Adaptation d’un livre-enquête
«Make America Great Again», scandait le 45e président états-unien. On ne sait ce que pense Fern de ce slogan de campagne – Nomadland est un film humaniste et social qui laisse la politique hors champ –, mais elle fait partie de ces millions de travailleurs et travailleuses qui se sont pris les effets secondaires du capitalisme en pleine figure. Fern est un personnage de fiction, mais profondément enraciné dans l’histoire américaine récente. Avec son mari, dont on apprendra qu’il est décédé peu après, elle a été l’une des nombreuses victimes de la fermeture, en janvier 2011, de l’usine et de la mine implantées à Empire, dans le Nevada, par US Gypsum. Empire était une cité ouvrière entièrement administrée par cette société active dans les matériaux de construction. En juillet 2011, son code postal a été désactivé, la transformant en ville fantôme. C’est alors que Fern décidera de prendre la tangente.
Sur le livre qui a inspiré «Nomadland»: «De plus en plus de gens dorment dans des parkings»
Nomadland est un film d’une rare puissance formelle et narrative. Les vastes paysages y sont gris, rongés par le vent et le froid, à l’opposé de la mythologie de l’Ouest telle que véhiculée par le cinéma hollywoodien, et notamment le western. Le film est en outre sublimé par une dimension documentaire, en quelque sorte validée par la présence de Bob Wells, ce philosophe des chemins de traverse. On sent qu’autour de Frances McDormand, actrice terrienne d’une bouleversante densité émotionnelle, tous les personnages, toutes leurs histoires, sont porteurs de vérité. Adapté du livre-enquête éponyme publié par la journaliste Jessica Bruder en 2017, Nomadland est de ces récits qui éclairent ce qu’une autre mythologie, celle du rêve américain, d’un pays où tout est possible, préfère laisser dans l’ombre.
La caméra pour révéler l’invisible
La force du film tient également à celle de sa réalisatrice: Chloé Zhao, née à Pékin il y a trente-neuf ans, partie étudier en Angleterre puis aux Etats-Unis, et autrice de deux premiers longs métrages magnifiques (Les Chansons que mes frères m’ont apprises, 2015; The Rider, 2017), tournés dans une réserve amérindienne du Dakota avec des acteurs amateurs jouant leur propre rôle.

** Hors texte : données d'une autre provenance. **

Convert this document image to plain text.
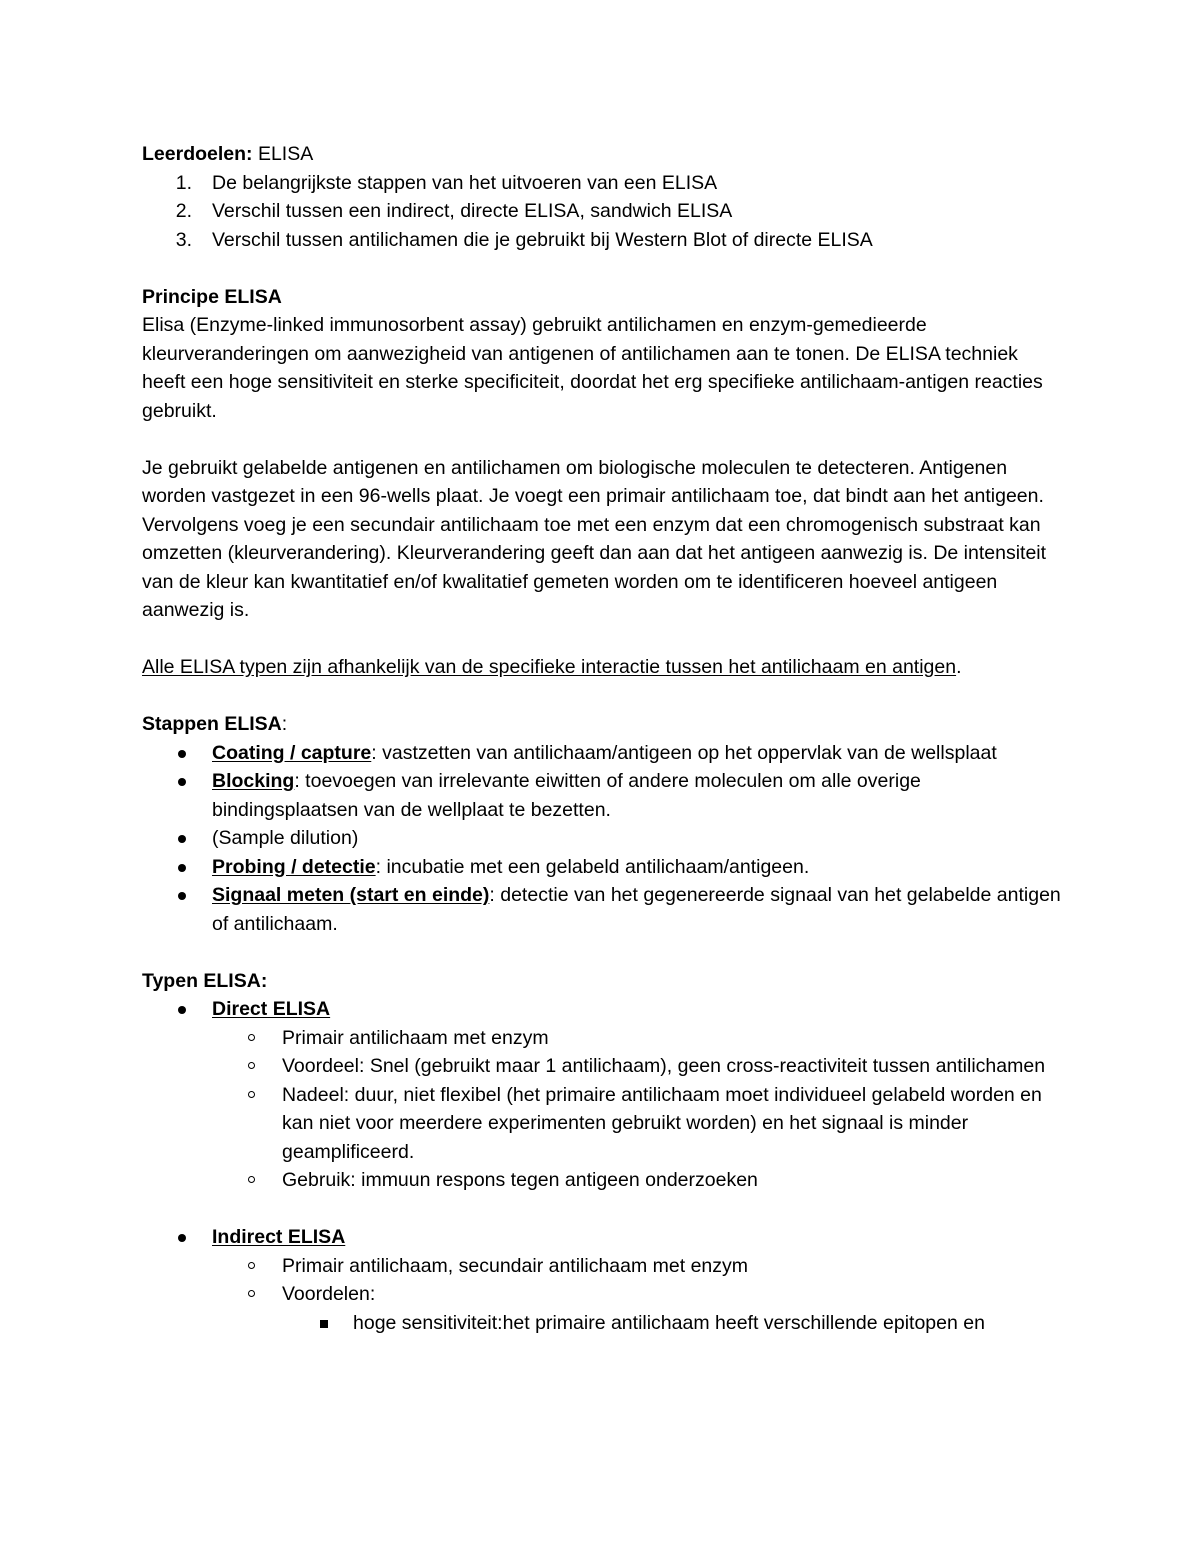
Leerdoelen: ELISA

1. De belangrijkste stappen van het uitvoeren van een ELISA
2. Verschil tussen een indirect, directe ELISA, sandwich ELISA
3. Verschil tussen antilichamen die je gebruikt bij Western Blot of directe ELISA

Principe ELISA

Elisa (Enzyme-linked immunosorbent assay) gebruikt antilichamen en enzym-gemedieerde kleurveranderingen om aanwezigheid van antigenen of antilichamen aan te tonen. De ELISA techniek heeft een hoge sensitiviteit en sterke specificiteit, doordat het erg specifieke antilichaam-antigen reacties gebruikt.

Je gebruikt gelabelde antigenen en antilichamen om biologische moleculen te detecteren. Antigenen worden vastgezet in een 96-wells plaat. Je voegt een primair antilichaam toe, dat bindt aan het antigeen. Vervolgens voeg je een secundair antilichaam toe met een enzym dat een chromogenisch substraat kan omzetten (kleurverandering). Kleurverandering geeft dan aan dat het antigeen aanwezig is. De intensiteit van de kleur kan kwantitatief en/of kwalitatief gemeten worden om te identificeren hoeveel antigeen aanwezig is.

Alle ELISA typen zijn afhankelijk van de specifieke interactie tussen het antilichaam en antigen.

Stappen ELISA:

Coating / capture: vastzetten van antilichaam/antigeen op het oppervlak van de wellsplaat
Blocking: toevoegen van irrelevante eiwitten of andere moleculen om alle overige bindingsplaatsen van de wellplaat te bezetten.
(Sample dilution)
Probing / detectie: incubatie met een gelabeld antilichaam/antigeen.
Signaal meten (start en einde): detectie van het gegenereerde signaal van het gelabelde antigen of antilichaam.

Typen ELISA:

Direct ELISA
Primair antilichaam met enzym
Voordeel: Snel (gebruikt maar 1 antilichaam), geen cross-reactiviteit tussen antilichamen
Nadeel: duur, niet flexibel (het primaire antilichaam moet individueel gelabeld worden en kan niet voor meerdere experimenten gebruikt worden) en het signaal is minder geamplificeerd.
Gebruik: immuun respons tegen antigeen onderzoeken
Indirect ELISA
Primair antilichaam, secundair antilichaam met enzym
Voordelen:
hoge sensitiviteit:het primaire antilichaam heeft verschillende epitopen en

Jean Rouch, pionnier du cinéma ethnographique, disait que sa caméra avait un pouvoir de révélation, déclenchait des émotions inédites lorsqu’il filmait en Afrique de l’Ouest des cérémonies animistes. Il en va en quelque sorte de même chez Chloé Zhao, et c’est peut-être dû au fait qu’elle aussi tourne dans un pays dont elle n’est pas originaire, comme si elle pouvait voir autre chose, gratter au-dessous du verni.

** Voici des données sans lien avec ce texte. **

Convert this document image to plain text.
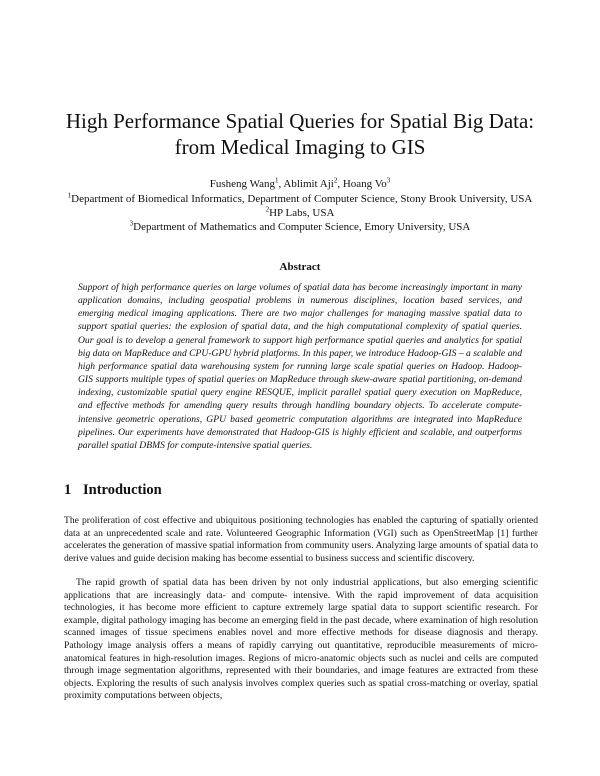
High Performance Spatial Queries for Spatial Big Data:
from Medical Imaging to GIS
Fusheng Wang$^1$, Ablimit Aji$^2$, Hoang Vo$^3$
$^1$Department of Biomedical Informatics, Department of Computer Science, Stony Brook University, USA
$^2$HP Labs, USA
$^3$Department of Mathematics and Computer Science, Emory University, USA
Abstract
Support of high performance queries on large volumes of spatial data has become increasingly important in many application domains, including geospatial problems in numerous disciplines, location based services, and emerging medical imaging applications. There are two major challenges for managing massive spatial data to support spatial queries: the explosion of spatial data, and the high computational complexity of spatial queries. Our goal is to develop a general framework to support high performance spatial queries and analytics for spatial big data on MapReduce and CPU-GPU hybrid platforms. In this paper, we introduce Hadoop-GIS – a scalable and high performance spatial data warehousing system for running large scale spatial queries on Hadoop. Hadoop-GIS supports multiple types of spatial queries on MapReduce through skew-aware spatial partitioning, on-demand indexing, customizable spatial query engine RESQUE, implicit parallel spatial query execution on MapReduce, and effective methods for amending query results through handling boundary objects. To accelerate compute-intensive geometric operations, GPU based geometric computation algorithms are integrated into MapReduce pipelines. Our experiments have demonstrated that Hadoop-GIS is highly efficient and scalable, and outperforms parallel spatial DBMS for compute-intensive spatial queries.
1 Introduction
The proliferation of cost effective and ubiquitous positioning technologies has enabled the capturing of spatially oriented data at an unprecedented scale and rate. Volunteered Geographic Information (VGI) such as OpenStreetMap [1] further accelerates the generation of massive spatial information from community users. Analyzing large amounts of spatial data to derive values and guide decision making has become essential to business success and scientific discovery.
The rapid growth of spatial data has been driven by not only industrial applications, but also emerging scientific applications that are increasingly data- and compute- intensive. With the rapid improvement of data acquisition technologies, it has become more efficient to capture extremely large spatial data to support scientific research. For example, digital pathology imaging has become an emerging field in the past decade, where examination of high resolution scanned images of tissue specimens enables novel and more effective methods for disease diagnosis and therapy. Pathology image analysis offers a means of rapidly carrying out quantitative, reproducible measurements of micro-anatomical features in high-resolution images. Regions of micro-anatomic objects such as nuclei and cells are computed through image segmentation algorithms, represented with their boundaries, and image features are extracted from these objects. Exploring the results of such analysis involves complex queries such as spatial cross-matching or overlay, spatial proximity computations between objects,
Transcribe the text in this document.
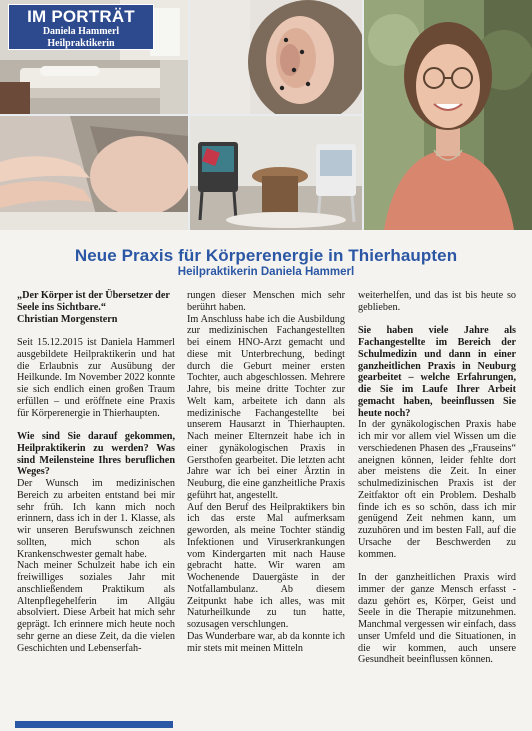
IM PORTRÄT
Daniela Hammerl
Heilpraktikerin
Neue Praxis für Körperenergie in Thierhaupten
Heilpraktikerin Daniela Hammerl

„Der Körper ist der Übersetzer der Seele ins Sichtbare.“

Christian Morgenstern

Seit 15.12.2015 ist Daniela Hammerl ausgebildete Heilpraktikerin und hat die Erlaubnis zur Ausübung der Heilkunde. Im November 2022 konnte sie sich endlich einen großen Traum erfüllen – und eröffnete eine Praxis für Körperenergie in Thierhaupten.

Wie sind Sie darauf gekommen, Heilpraktikerin zu werden? Was sind Meilensteine Ihres beruflichen Weges?

Der Wunsch im medizinischen Bereich zu arbeiten entstand bei mir sehr früh. Ich kann mich noch erinnern, dass ich in der 1. Klasse, als wir unseren Berufswunsch zeichnen sollten, mich schon als Krankenschwester gemalt habe.

Nach meiner Schulzeit habe ich ein freiwilliges soziales Jahr mit anschließendem Praktikum als Altenpflegehelferin im Allgäu absolviert. Diese Arbeit hat mich sehr geprägt. Ich erinnere mich heute noch sehr gerne an diese Zeit, da die vielen Geschichten und Lebenserfah-

rungen dieser Menschen mich sehr berührt haben.

Im Anschluss habe ich die Ausbildung zur medizinischen Fachangestellten bei einem HNO-Arzt gemacht und diese mit Unterbrechung, bedingt durch die Geburt meiner ersten Tochter, auch abgeschlossen. Mehrere Jahre, bis meine dritte Tochter zur Welt kam, arbeitete ich dann als medizinische Fachangestellte bei unserem Hausarzt in Thierhaupten. Nach meiner Elternzeit habe ich in einer gynäkologischen Praxis in Gersthofen gearbeitet. Die letzten acht Jahre war ich bei einer Ärztin in Neuburg, die eine ganzheitliche Praxis geführt hat, angestellt.

Auf den Beruf des Heilpraktikers bin ich das erste Mal aufmerksam geworden, als meine Tochter ständig Infektionen und Viruserkrankungen vom Kindergarten mit nach Hause gebracht hatte. Wir waren am Wochenende Dauergäste in der Notfallambulanz. Ab diesem Zeitpunkt habe ich alles, was mit Naturheilkunde zu tun hatte, sozusagen verschlungen.

Das Wunderbare war, ab da konnte ich mir stets mit meinen Mitteln

weiterhelfen, und das ist bis heute so geblieben.

Sie haben viele Jahre als Fachangestellte im Bereich der Schulmedizin und dann in einer ganzheitlichen Praxis in Neuburg gearbeitet – welche Erfahrungen, die Sie im Laufe Ihrer Arbeit gemacht haben, beeinflussen Sie heute noch?

In der gynäkologischen Praxis habe ich mir vor allem viel Wissen um die verschiedenen Phasen des „Frauseins“ aneignen können, leider fehlte dort aber meistens die Zeit. In einer schulmedizinischen Praxis ist der Zeitfaktor oft ein Problem. Deshalb finde ich es so schön, dass ich mir genügend Zeit nehmen kann, um zuzuhören und im besten Fall, auf die Ursache der Beschwerden zu kommen.

In der ganzheitlichen Praxis wird immer der ganze Mensch erfasst - dazu gehört es, Körper, Geist und Seele in die Therapie mitzunehmen. Manchmal vergessen wir einfach, dass unser Umfeld und die Situationen, in die wir kommen, auch unsere Gesundheit beeinflussen können.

Critique de «The Rider»: Cowboy un jour, cowboy toujours
La Chinoise est devenue il y a quelques semaines la deuxième femme, après Kathryn Bigelow en 2010, à recevoir l’Oscar de la meilleure réalisation. Déjà récipiendaire du Lion d’or de la Mostra de Venise, Nomadland a également été sacré meilleur film, tandis que Frances McDormand recevait sa troisième statuette de la meilleure actrice après Fargo (1996) et Three Billboards (2017). Le quatrième film de Chloé Zhao sortira en novembre déjà: Eternals est un film de super-héros s’inscrivant dans l’univers cinématographique Marvel. Son approche sensible et documentaire du cinéma survivra-t-elle à un blockbuster à 200 millions de dollars – soit 40 fois plus que Nomadland – et au cahier des charges ne laissant aucune place à l’improvisation? On est à la fois curieux et inquiets de le découvrir.
Nomadland, de Chloé Zhao (Etats-Unis, 2020), avec Frances McDormand, David Strathairn, Linda May, Swankie, Bob Wells, Patricia Grier, 1h48.